The Great Escape

I have a confession to make. I am bypassing Christmas this year. I just haven’t got the time and in our house, if I don’t do it, it doesn’t happen. That’s not to say that it couldn’t happen. The men are more than capable of making a Christmas dinner (but not as we know it: it would be a one pot meal which would strangely involve every utensil and container in the house). They could brave our sleeping swarm of cluster flies in the attic, find the decorations and even put them up. Wrap presents, listen to carols, panic buy cranberries. However, they won’t and that’s fine: I have spent the last thirty odd years conditioning them into believing that I’m the only one capable of the mystery of Christmas. I am at heart the suffering woman from the ads on telly…

Back in the day I’ve boned out and stuffed geese with freshly chopped fruit stuffing, given thoughtfully hand tailored gifts in home printed wrapping paper, arranged bespoke table decorations and generally done everything that Kirstie Allsopp claims she does, but I suspect is actually done by a crack team of craftspeople. Enough, been there, done that: this year I’ll be in the studio working on my prints.

I have discussed this with the family who tell me that a) they love all that Christmas stuff but b) only when I do it and c) not to worry because my mother-in-law is saving the day and is feeding us all in spite of already having visitors from America. She’s ace in a crisis, even if it is one generated by her daughter-in-law’s need to focus entirely on cutting woodblocks for the next month.

It’s all actually been very liberating even if it’s only me that I have liberated myself from in reality. That’s not to say that next Christmas I won’t be back to gilding fondant stuffed sprouts with edible nativity scenes. Depends on the work load…

7 thoughts on “The Great Escape”

  1. …we do make it hard for ourselves don’t we, us girls – interesting experiment made somewhat easier by your great MIL – just focus and let us see the great work in 2013 – x

  2. Christmas can be a hell on earth or it can be a friendly and happy occasion. I’m glad you think I can cope in a crisis but I will be honest with you. I ALWAYS panic when it comes to Yorkshire Pudding. I don’t enjoy the weeks before Christmas when everything is a frenzy of buying but I do enjoy the day itself whether I have family around or not.

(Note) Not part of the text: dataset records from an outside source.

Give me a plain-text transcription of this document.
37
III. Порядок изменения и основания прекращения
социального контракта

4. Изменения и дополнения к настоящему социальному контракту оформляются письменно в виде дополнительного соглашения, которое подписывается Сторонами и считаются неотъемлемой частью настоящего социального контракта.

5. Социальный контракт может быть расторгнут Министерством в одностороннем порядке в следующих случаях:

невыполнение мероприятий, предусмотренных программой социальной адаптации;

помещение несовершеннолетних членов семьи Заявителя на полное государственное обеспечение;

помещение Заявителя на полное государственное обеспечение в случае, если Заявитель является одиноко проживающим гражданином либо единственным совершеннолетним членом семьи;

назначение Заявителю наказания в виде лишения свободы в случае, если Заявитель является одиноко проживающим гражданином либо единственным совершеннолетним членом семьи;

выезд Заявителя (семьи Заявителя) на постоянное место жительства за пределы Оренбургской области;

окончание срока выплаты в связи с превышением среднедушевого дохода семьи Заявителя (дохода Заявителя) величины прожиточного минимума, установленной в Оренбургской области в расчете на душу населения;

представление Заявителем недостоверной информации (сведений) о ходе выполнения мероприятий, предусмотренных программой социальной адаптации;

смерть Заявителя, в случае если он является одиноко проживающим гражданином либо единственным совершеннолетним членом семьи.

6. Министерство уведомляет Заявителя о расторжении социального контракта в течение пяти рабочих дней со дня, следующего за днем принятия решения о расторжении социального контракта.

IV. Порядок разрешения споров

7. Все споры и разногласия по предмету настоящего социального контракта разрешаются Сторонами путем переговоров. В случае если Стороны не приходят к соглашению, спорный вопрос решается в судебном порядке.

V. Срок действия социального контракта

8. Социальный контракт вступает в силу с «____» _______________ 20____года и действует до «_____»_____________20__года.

    I admire you for realising that cutting wood is paramount but please don’t forget the pudding!

  3. I also salute you Laura. I think it is liberating to say you have other priorities, especially creative ones. Enjoy the buzz of doing your own thing. Looking forward to seeing those prints in 2013.

  4. I so wish I could defend myself, but it’s all true. However I will be up in the attic gathering a few choice decorations at some point before Christmas and I will be cooking whenever necessary so that Laura can carry on working for a bit longer. What’s more, when I make a one pot meal and have used every pot and utensil in the kitchen I will also, probably clear up after myself because Laura will be shattered.
    Christmas won’t be the same this year, but the excitements won’t be over whether the dinner will be cooked* they’ll be over the fantastic work that Laura is producing at the moment.
    (*except maybe from my mum who, as Laura has said, has restored Christmas dinner to our calendar!)